The results from The Andersons Centre which has been advising farm businesses for more than 45 years, found that the lead performing producers keep costs at a minimum without impacting output or milk quality.
Furthermore, they look to maximise output per hectare instead of per cow and therefore tend to have higher stocking rates. Such producers also concentrate more on what they do rather than dabble in other livestock enterprises to make ends meet.
According to figures from the agricultural advisers, the dairy farmers producing the highest margins in England are paid an extra 1.7p per litre over their lower performing producers.

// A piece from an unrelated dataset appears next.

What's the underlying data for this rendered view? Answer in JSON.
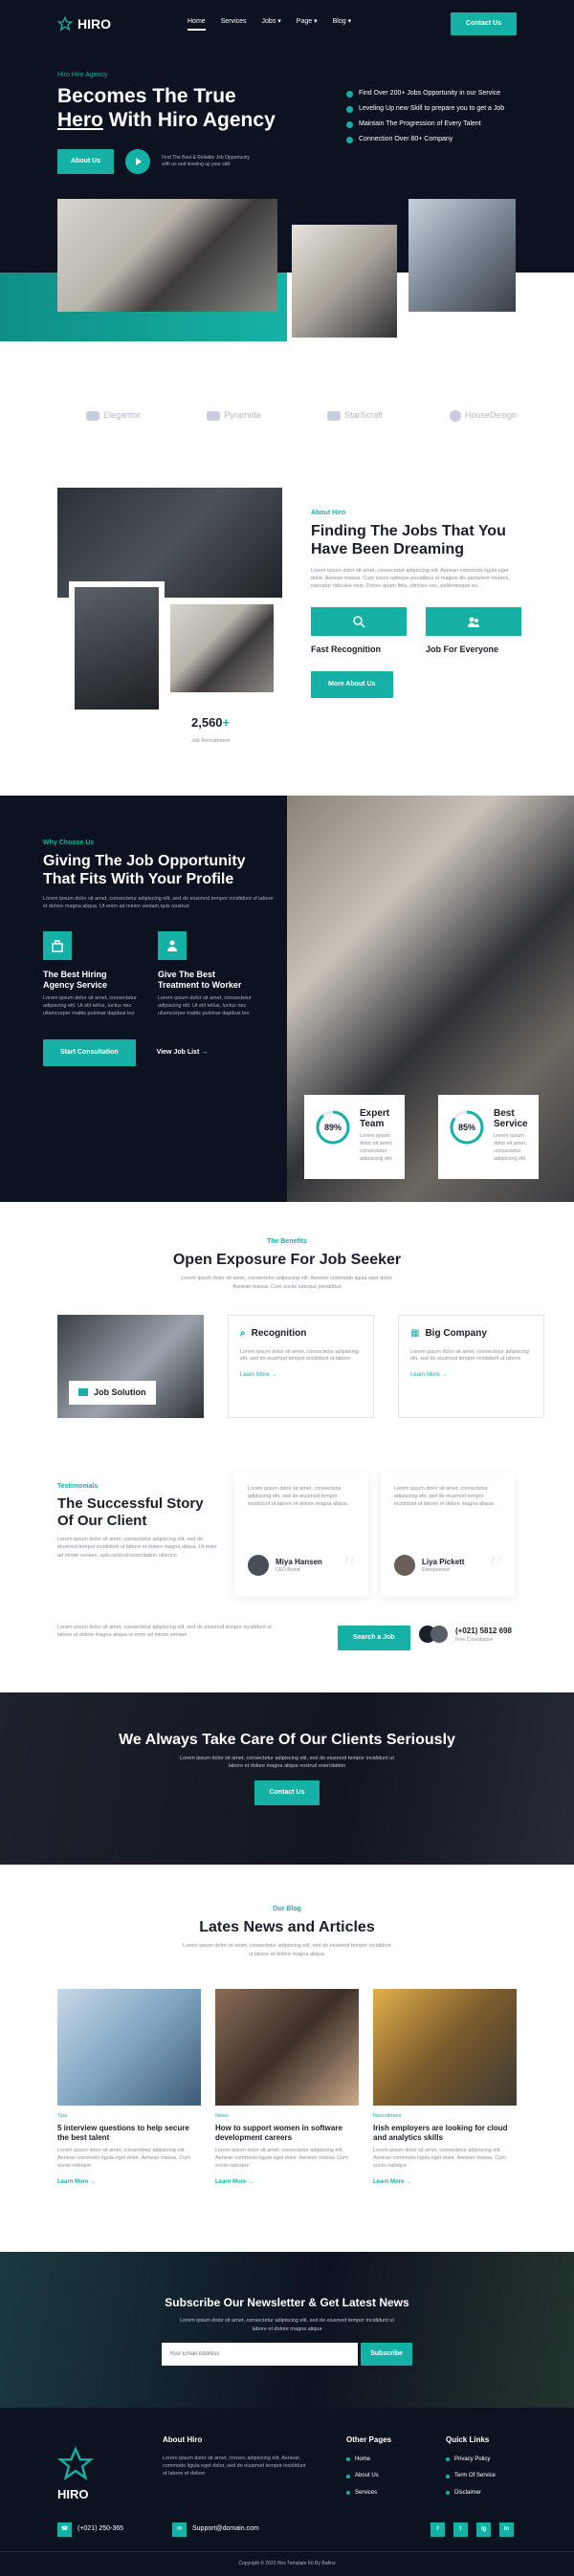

They keep milk clean and drive their farm system to produce the constituent parts demanded by the milk processor.
Going through the variables in turn, the key points found by The Andersons Centre included:
1. Agricultural costs – Total spending between the top and bottom performing farms does not differ significantly, but what they buy is revealingly different. The top performers spend a slightly smaller proportion of their expenditure on overheads such as machinery, and more on variable costs such as fertiliser.
2. Agricultural output – The top performing farms generate a higher output per hectare and per SLU than the lower performers.
3. Contracting – The lead producers rely more use of contractors.
4. Farm area – Top performing farms are slightly larger and are increasing in agricultural area, whereas bottom performers show a small decrease.
5. Stocking rate – Those making the highest margins tend to have significantly more cows per hectare (at 2.2GLU/ha compared with 1.8GLU/ha).
6. Mix of enterprises – Lead performers are significantly more specialised, with the percentage of farming output from dairy at just over 75%, compared with 68% for the matched bottom performers.
7. Milk price – Those at the top end average around 1.7p per litre more than the bottom performers. This difference is highly statistically significant.
8. Agri-environment schemes – Bottom performers have more agri-environment income per hectare, but the difference is not statistically significant after matching.
The report which was published by AHDB also found that there was a further £49,250 between the top and bottom beef and sheep farms south of the Border and a £104,060 difference between the best and worst cereal producers.
Sarah Baker, AHDB head of economics analysis, said: “The farming landscape has changed significantly since we last examined the characteristics of top performing farms, with the removal of subsidies and the introduction of ‘public money for public goods’.
“The report highlights the stark difference in income between the top and bottom performers for each sector covered, after matching for farm size, sector and geographical features. While there are nuances for each sector, the key point to note is that the factors identified are within farmers’ control to address and potentially improve their farm business performance.
“Our aim is to provide farmers with tools and services to help identify where they may be able to make some changes to their businesses with a view to improving performance and having a positive impact on their bottom line.
“While the analysis covers England only, the findings are equally applicable across the UK.”